Data from HM Revenue and Customs revealed 2,347 tonnes of salmon were exported to the world's most populous nation in the first half of 2011.
The Far East total for the period was 3,036 tonnes, worth £16m.
China is now the fifth largest export destination for Scottish salmon.
In January, the Scottish and Chinese governments reached an agreement to allow seafood exports directly from Scotland.
The announcement was made when First Minister Alex Salmond met Vice-Premier Li during a visit to Scotland.
Salmon exports to Far East markets - which include China, Thailand, Malaysia, Singapore, Vietnam, Japan, Taiwan and Hong Kong - have soared, increasing from £2.1m between January and June 2010 to more than £16m for the same period in 2011.
Top five salmon export markets
- Irish Republic
Scottish Salmon Producers' Organisation chief executive Scott Landsburgh said: "From a standing start earlier this year, China has become the fifth largest export destination for Scottish salmon.
"With a significant number of discerning customers who appreciate premium quality salmon, China is a welcome addition to the other 70 global markets in which our sector operates.
"The value of exports to the whole of the Far East region has increased eightfold in 12 months."
End Quote Richard Lochhead Rural Affairs Secretary
If this is what can be achieved in the first six months, then the sky could be the limit for exports to China”
Rural Affairs Secretary Richard Lochhead hailed the figures as "a huge vote of confidence" in Scottish salmon and another boost for Scottish food exports.
He said: "If this is what can be achieved in the first six months, then the sky could be the limit for exports to China.
"The high quality of Scottish salmon is perfect for the increasing popularity of sashimi and sushi and the vast majority of our salmon is exported fresh to meet the growing appetite for Japanese-style premium raw fish in China."
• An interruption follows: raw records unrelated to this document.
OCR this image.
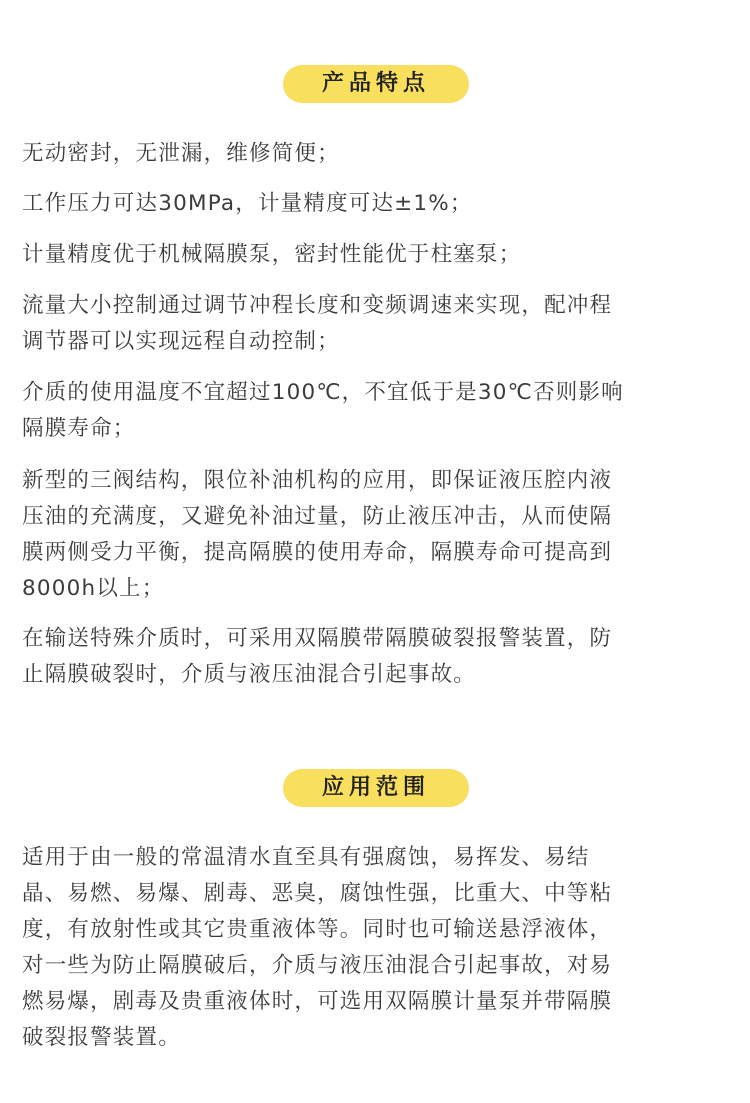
产品特点

无动密封，无泄漏，维修简便；

工作压力可达30MPa，计量精度可达±1%；

计量精度优于机械隔膜泵，密封性能优于柱塞泵；

流量大小控制通过调节冲程长度和变频调速来实现，配冲程
调节器可以实现远程自动控制；

介质的使用温度不宜超过100℃，不宜低于是30℃否则影响
隔膜寿命；

新型的三阀结构，限位补油机构的应用，即保证液压腔内液
压油的充满度，又避免补油过量，防止液压冲击，从而使隔
膜两侧受力平衡，提高隔膜的使用寿命，隔膜寿命可提高到
8000h以上；

在输送特殊介质时，可采用双隔膜带隔膜破裂报警装置，防
止隔膜破裂时，介质与液压油混合引起事故。

应用范围

适用于由一般的常温清水直至具有强腐蚀，易挥发、易结
晶、易燃、易爆、剧毒、恶臭，腐蚀性强，比重大、中等粘
度，有放射性或其它贵重液体等。同时也可输送悬浮液体，
对一些为防止隔膜破后，介质与液压油混合引起事故，对易
燃易爆，剧毒及贵重液体时，可选用双隔膜计量泵并带隔膜
破裂报警装置。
Scottish Development International chief executive Anne MacColl said the announcement was "a true reflection" of Scotland's reputation as a world-leading producer of high-quality seafood produce.
She added: "Our strategy focuses on maximising Scotland's international trade opportunities and we will continue to work alongside industry partners, like Scottish Salmon Producers' Organisation, to support ambitious Scottish companies as they access new markets."